Around the world, farmland is being converted to residential and industrial uses as farms consolidate, urban populations strain land resources, and narrow profit margins discourage would-be farmers. This shrinkage of agricultural acreage has been underway in America and Western Europe for a century. Climate change policies under the Biden administration have flushed renewable manufacturing industries with a trillion dollars in taxpayer funds, stimulating land price inflation, rewarding a handful of “stakeholders,” and pummeling local farms. The nation’s future food security is endangered.
Indiana’s Farmland Shrinkage
A study commissioned by the Indiana legislature in 2023 determined the state had lost 345,682 acres of farmland from 2010 to 2022. The detailed analysis states: “The results show that agricultural land was most likely to be lost in areas around the edges of cities and suburban areas.” The legislature notes in its recommendations:
“Consider what is an alarming level of lost farmland acres as it pertains to food security. When should a county, state or the country be concerned? Task the legislature to consider the threshold in which the lost number of acres significantly reduces access to food.”
Addressing the 2022 US Census of Agriculture data showing the nation’s farmland had shrunk by 2% since 2017, and the number of farmers had declined 7%, USDA Secretary Tom Vilsack recently expressed this ominous query: “Are we okay with losing that much farmland or is there a better way?”
Finding a ‘Better Way’
There is, of course, a better way – but farmers and local food production are eclipsed in Washington by corporate lobbyists, animal rights activists, climate cultists, conservationists, and environmentalists. The Biden administration has increased endangered species regulations that requires 30% of all American land be preserved as wild and launched a massive spending spree on renewable energy manufacturing. All that competes for space with prime farmland across the nation.
Indiana’s investigation reports that overall agricultural productivity for the state increased over the same period, likely attributable to advances in GMO (genetically modified organisms) technologies in corn and soy crops. However, 39% of the nation is currently farmland. If social justice ideologues attack cows as destructive to the climate, vegans condemn omnivores as barbarians, factories and swimming pools replace pastures, vast areas are eminently domained into “rewilding,” and solar panel arrays eclipse renewable grass blades, where exactly will the nation’s food be produced?
Perhaps yet more gleaming factories will be constructed on once-productive farmland to grow synthetic meats from calf fetuses in stainless-steel tanks or house billions of roaches, worms, or spiders for processing into bug-burgers. That is the globalist way.
Greenhouse gases and alleged climate change have been leveraged to wage war on farmers and rural Americans for a quick gorging at the government’s pig trough. These same policies would afford nearly limitless power to national or globalist authorities to dominate what humanity eats, drinks, drives, and thinks. The world is told that not only cows and land but also the entire food chain must be taken over to stave off global warming!
The foundation of liberty has always been local food supplies, which are now rapidly consolidated and regulated. As American novelist and poet Wendell Berry cautioned, “Small-scale, diverse farms are the best defense against a dangerous concentration of power.”

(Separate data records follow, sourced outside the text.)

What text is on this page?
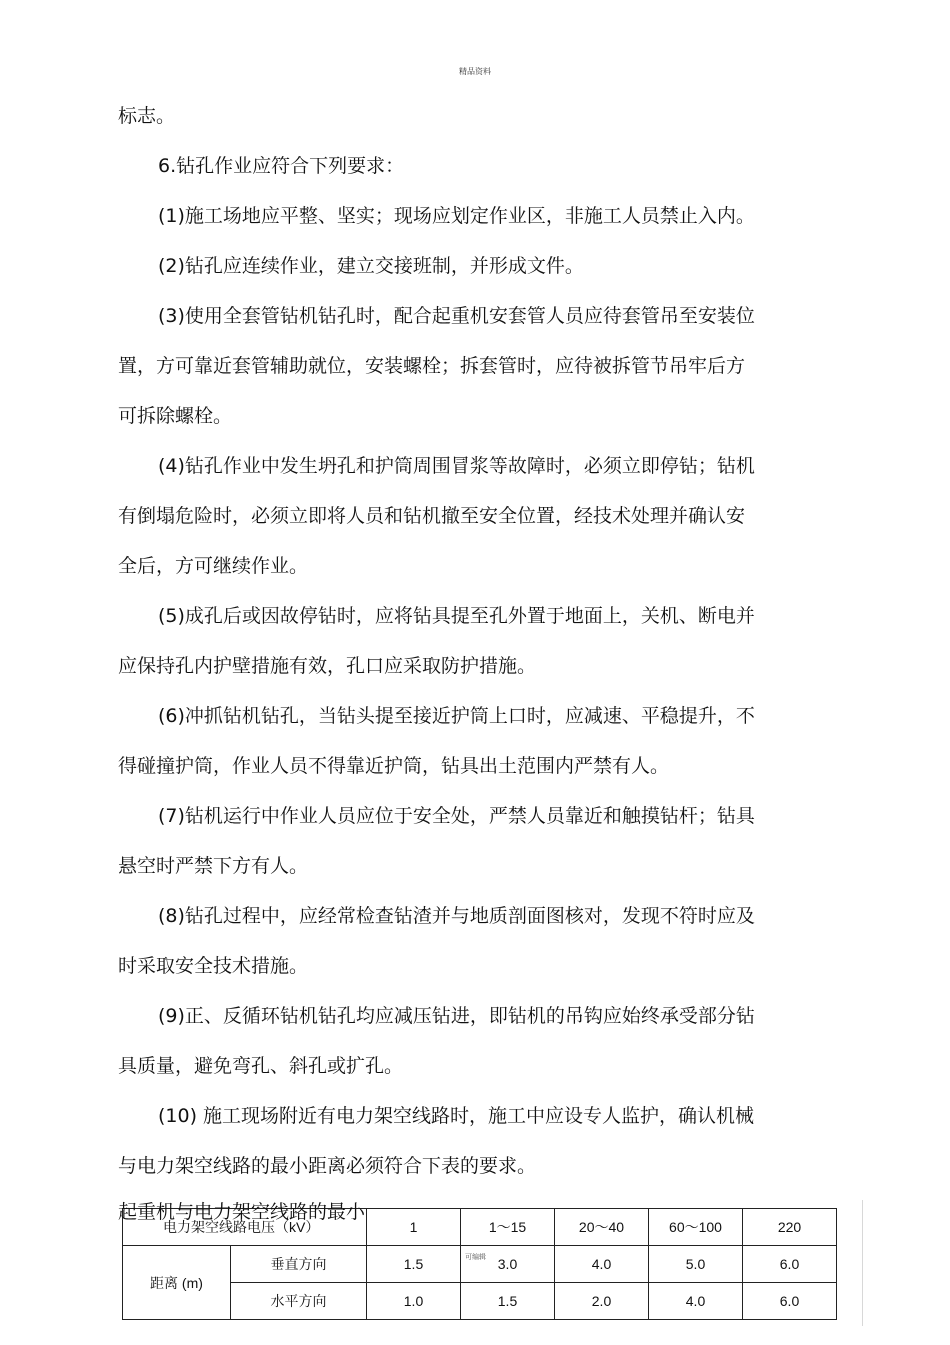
精品资料
标志。
6.钻孔作业应符合下列要求：
(1)施工场地应平整、坚实；现场应划定作业区，非施工人员禁止入内。
(2)钻孔应连续作业，建立交接班制，并形成文件。
(3)使用全套管钻机钻孔时，配合起重机安套管人员应待套管吊至安装位
置，方可靠近套管辅助就位，安装螺栓；拆套管时，应待被拆管节吊牢后方
可拆除螺栓。
(4)钻孔作业中发生坍孔和护筒周围冒浆等故障时，必须立即停钻；钻机
有倒塌危险时，必须立即将人员和钻机撤至安全位置，经技术处理并确认安
全后，方可继续作业。
(5)成孔后或因故停钻时，应将钻具提至孔外置于地面上，关机、断电并
应保持孔内护壁措施有效，孔口应采取防护措施。
(6)冲抓钻机钻孔，当钻头提至接近护筒上口时，应减速、平稳提升，不
得碰撞护筒，作业人员不得靠近护筒，钻具出土范围内严禁有人。
(7)钻机运行中作业人员应位于安全处，严禁人员靠近和触摸钻杆；钻具
悬空时严禁下方有人。
(8)钻孔过程中，应经常检查钻渣并与地质剖面图核对，发现不符时应及
时采取安全技术措施。
(9)正、反循环钻机钻孔均应减压钻进，即钻机的吊钩应始终承受部分钻
具质量，避免弯孔、斜孔或扩孔。
(10) 施工现场附近有电力架空线路时，施工中应设专人监护，确认机械
与电力架空线路的最小距离必须符合下表的要求。
电力架空线路电压（kV）		1	1～15	20～40	60～100	220
距离 (m)	垂直方向	1.5	可编辑 3.0	4.0	5.0	6.0
	水平方向	1.0	1.5	2.0	4.0	6.0
起重机与电力架空线路的最小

The power is concentrating, and it aspires to control food. Farmland isn’t just for Bill Gates and Mark Zuckerberg anymore. As the number of American-owned family farms declines, foreign ownership of US farmland has escalated. A USDA Farm Service Agency Report of foreign land holdings through December 31, 2020, reflected this accelerating trend:
“Foreign persons held an interest in nearly 37.6 million acres of U.S. agricultural land as of December 31, 2020. This is 2.9 percent of all privately held agricultural land and 1.7 percent of all land in the United States … This is an increase of over 2.4 million acres from the December 31, 2019 report.
Farming Solar Panels in Lieu of Food
Ironically, the Indiana study included solar panel arrays as farmland in its calculations: “Agriculture officials relied on data from the state Department of Local Government Finance [DLGF] and the U.S. Department of Agriculture to create its findings. The report stated that the DLGF includes uses like renewable energy in its counting for farmland.” This is par for the fraudulent renewables course. The Department of Energy boasts:
“Since President Biden took office, across the nation, companies have announced more than 500 planned investments in at least 450 new or expanded clean energy manufacturing facilities totaling over $160 billion in announced private and public sector investments into solar; electric vehicle assembly, components, and chargers; battery; and offshore wind manufacturing.”
Donald Trump was widely mocked for references to “clean coal.” Yet, clean energy manufacturing facilities for solar, EV components, batteries, and wind turbines all generate massive amounts of toxic chemical pollution, including innumerable “forever chemicals.”
These allegedly climate-saving factories and the suburban sprawl they seed eat up farmland, sparing the landscape the supposed scourge of grazing cows but intruding ever more between consumers and the soil microbiome that sustains them.